U.S. Pat. No. 6,195,158 B1, the contents of which are incorporated herein by this reference, describes an optical scanning system based on an array of LEDs that emit light between 400 and 2500 nm. The length of the array corresponds to the length of the tube such that the entire tube is illuminated. The transmitted light is received on the opposite side of the tube by silicon detectors. By measuring the absorption of different wavelengths and comparing these measurements to values that were obtained through calibration measurements and using statistical analysis, the following parameters can be obtained: height of fluid level, hemoglobin, total bilirubin, and lipids. Also measured is the temperature of the specimen, as well as its type (urine vs. plasma vs. serum).
In United States Patent application No. 2004/0241736, the contents of which are incorporated herein by this reference, Hendee et al. disclose methods and structures adapted to determine one or more attributes in a fluid sample from a spectrum of the sample. Their apparatus includes a light source that can deliver light comprising a plurality of wavelengths to the optical sampling apparatus, a collector that collects light that has interacted with the sample, a spectrometer, and a processor. In general terms, their light source generates infrared light that is directed to the sampling apparatus, where the light interacts with the biological sample. The optical source can optionally comprise a plurality of narrow wavelength devices, such as light-emitting diodes or laser diodes. The exiting light is directed to a spectrometer that yields an absorbance spectrum. The optical measurement system processes the absorbance spectrum using a multivariate calibration model to yield measurements of attributes of the sample, e.g., constituents of a blood sample.

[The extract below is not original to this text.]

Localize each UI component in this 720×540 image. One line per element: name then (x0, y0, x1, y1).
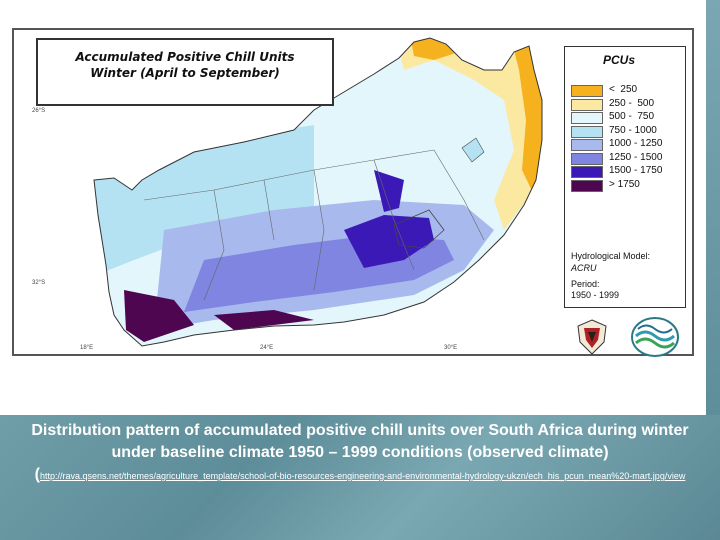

Additional photometric, or optically based, fluid interrogation systems are disclosed in the patent literature. See, e.g., U.S. Pat. Nos. 6,195,158; 6,315,955; 6,628,395; and 6,791,674. Other relevant published United States utility Patent applications may include 2006/0154327. The entire disclosures of all of the aforementioned patents and patent applications are hereby incorporated as though set forth herein, in their entirety, for their disclosures of structure and methods related to radiologically interrogating fluid samples.
To facilitate increased automation of fluid sample testing, and particularly for body fluid sample testing, an improved fully automated system that can prescreen unopened test tubes for sample content and volume is desired. In addition, the prescreening desirably would include the scanning and identification of different anticoagulants such as citrate, EDTA, heparin, or fluoride, which presently cannot be detected through visual inspection, but may have an effect on the sample analysis procedure and/or result.